Ah hah! There's the connection: both novels touch upon the fears that science raises in humanity. Haverstock uses the gift and his knowledge of biology in order to alter the bodies of his children-to -be; the mutations in Dunn's novel are the result of chemical experimentation. Despite these differences, each touches on the same idea: the danger in intervering with nature's design.
In each case, these experiments result in disaster, whether via genetic freaks or death, of the freaks or of those in their way. This, then, extends to the appeal of the sideshow carnivals touched on in each of these novels -- the public likes to view the results of such mutation, but most of the "hayseeds" know enough to stay as far away as possible less they invite some higher power's vengance. Luckily, there will always be one or two characters brave, or fool-hardy, enough to breech the line between the freaks and the regular people so that stories such as these can exist.
The idea of the circus, on the other hand, touches a different part of the human psyche - the capacity for wonder at the marvels of the human body. Unlike a carnival, which depends on a grotesque fascination with nature's mistakes to bring in the cash flow, the circus, for the most part, presents a show focused on human talents, such as those of tightrope walkers, acrobats, and sword swallowers. While a big part of the circus is the ballyhoo that surrounds the show, casting question of which acts are real and which are false (such as Barnum's fabled white elephant), the circus attendee is guarenteed of seeing at least one act so stupendous that it transcends the normal threshold of human achievement.
The key difference is not that the lines of normalcy and the ordinary appear to be crossed, but that they are, and not by "freaks" persay, but by seemingly everyday people who just so happen to be supremely talented.
There is no magic in seeing a deformed human being in a carnival setting, only a dark sort of distate in the belly of the beholder. The circus, however, is full of magical occurences: children who walk on the sky, women with limbs of rubber, and cotton candy that melts in the mouth.
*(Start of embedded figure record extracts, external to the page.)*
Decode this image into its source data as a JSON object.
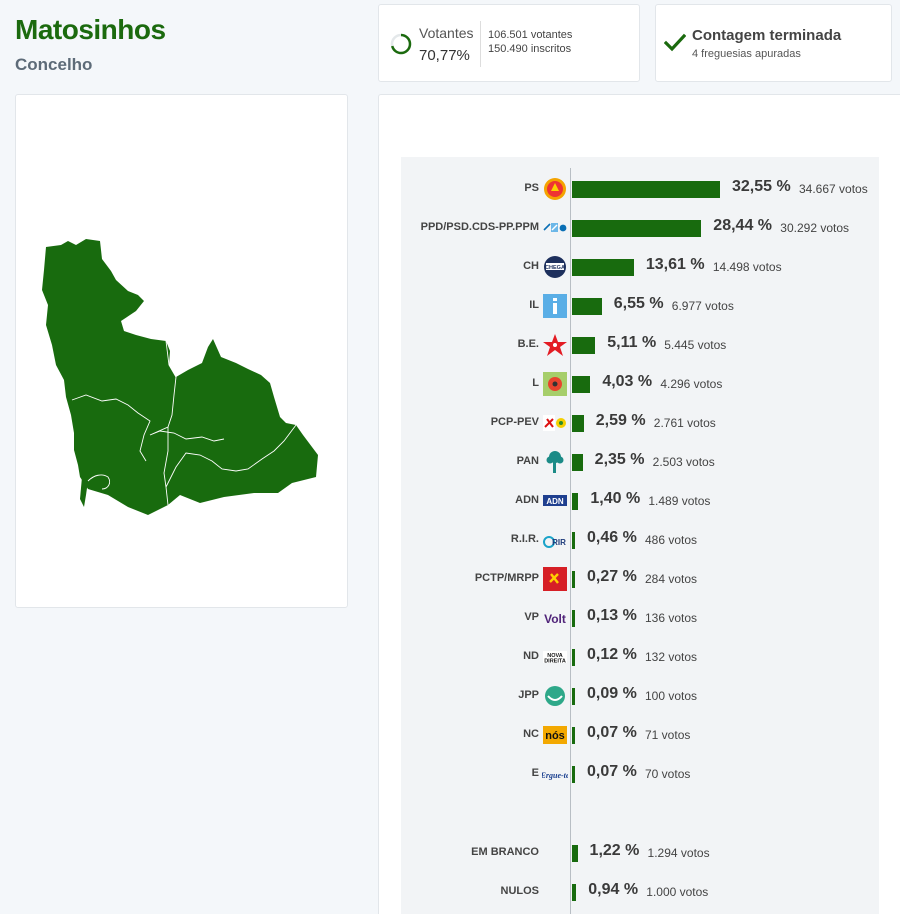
{
  "header": {
    "title": "Matosinhos",
    "subtitle": "Concelho"
  },
  "turnout": {
    "label": "Votantes",
    "percent": "70,77%",
    "fraction": 0.7077,
    "voters": "106.501 votantes",
    "registered": "150.490 inscritos"
  },
  "count_status": {
    "title": "Contagem terminada",
    "subtitle": "4 freguesias apuradas"
  },
  "map": {
    "fill_color": "#186b0e",
    "border_color": "#ffffff"
  },
  "colors": {
    "accent": "#1b6a0e",
    "bar": "#186b0e"
  },
  "results": [
    {
      "party": "PS",
      "logo": "ps-logo",
      "pct": "32,55 %",
      "value": 32.55,
      "votes": "34.667 votos"
    },
    {
      "party": "PPD/PSD.CDS-PP.PPM",
      "logo": "ad-logo",
      "pct": "28,44 %",
      "value": 28.44,
      "votes": "30.292 votos"
    },
    {
      "party": "CH",
      "logo": "chega-logo",
      "pct": "13,61 %",
      "value": 13.61,
      "votes": "14.498 votos"
    },
    {
      "party": "IL",
      "logo": "il-logo",
      "pct": "6,55 %",
      "value": 6.55,
      "votes": "6.977 votos"
    },
    {
      "party": "B.E.",
      "logo": "be-logo",
      "pct": "5,11 %",
      "value": 5.11,
      "votes": "5.445 votos"
    },
    {
      "party": "L",
      "logo": "livre-logo",
      "pct": "4,03 %",
      "value": 4.03,
      "votes": "4.296 votos"
    },
    {
      "party": "PCP-PEV",
      "logo": "cdu-logo",
      "pct": "2,59 %",
      "value": 2.59,
      "votes": "2.761 votos"
    },
    {
      "party": "PAN",
      "logo": "pan-logo",
      "pct": "2,35 %",
      "value": 2.35,
      "votes": "2.503 votos"
    },
    {
      "party": "ADN",
      "logo": "adn-logo",
      "pct": "1,40 %",
      "value": 1.4,
      "votes": "1.489 votos"
    },
    {
      "party": "R.I.R.",
      "logo": "rir-logo",
      "pct": "0,46 %",
      "value": 0.46,
      "votes": "486 votos"
    },
    {
      "party": "PCTP/MRPP",
      "logo": "pctp-logo",
      "pct": "0,27 %",
      "value": 0.27,
      "votes": "284 votos"
    },
    {
      "party": "VP",
      "logo": "volt-logo",
      "pct": "0,13 %",
      "value": 0.13,
      "votes": "136 votos"
    },
    {
      "party": "ND",
      "logo": "nd-logo",
      "pct": "0,12 %",
      "value": 0.12,
      "votes": "132 votos"
    },
    {
      "party": "JPP",
      "logo": "jpp-logo",
      "pct": "0,09 %",
      "value": 0.09,
      "votes": "100 votos"
    },
    {
      "party": "NC",
      "logo": "nos-logo",
      "pct": "0,07 %",
      "value": 0.07,
      "votes": "71 votos"
    },
    {
      "party": "E",
      "logo": "ergue-te-logo",
      "pct": "0,07 %",
      "value": 0.07,
      "votes": "70 votos"
    }
  ],
  "other_results": [
    {
      "party": "EM BRANCO",
      "pct": "1,22 %",
      "value": 1.22,
      "votes": "1.294 votos"
    },
    {
      "party": "NULOS",
      "pct": "0,94 %",
      "value": 0.94,
      "votes": "1.000 votos"
    }
  ]
}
A freak is a freak is a freak, but part of the magic of the circus performer is the internal knowledge that you could pass a circus performer on the street and never be any the wiser. A performer, in reverse of the child who dreams of running away to the circus, can leave the circus for another life, if he or she so chooses. The freak cannot.
The Calliope Circus, then, is a blend of the carnival and the circus. The Calliope has both talented performers and "run-of-the-mill" freaks -- perhaps the Calliope freaks weren't freaky enough for the carnival. Perhaps the challenge of this setting as the home of my novel-to-be is negotiating the balance between dark and light, the gay and the grotesque? My vision is of Daniel floundering in these same waters and struggling with the beauty and the beast that resides in each of us. Sure, the coming of age story has been done and overdone to death, but the theme has existed for all time: the crossing of the threshold and the awakening of consciousness. So why not? I won't be the last one to try it.
In a chat with the Writing of Popular Fiction program this week, the moderator of one of the chats, Victoria Thompson wote something that I've decided to adopt, as a sort of inspirational quote: "Publishers want something completely new and different that's just like everything else." What I could I possibly say to that, but "You're on!"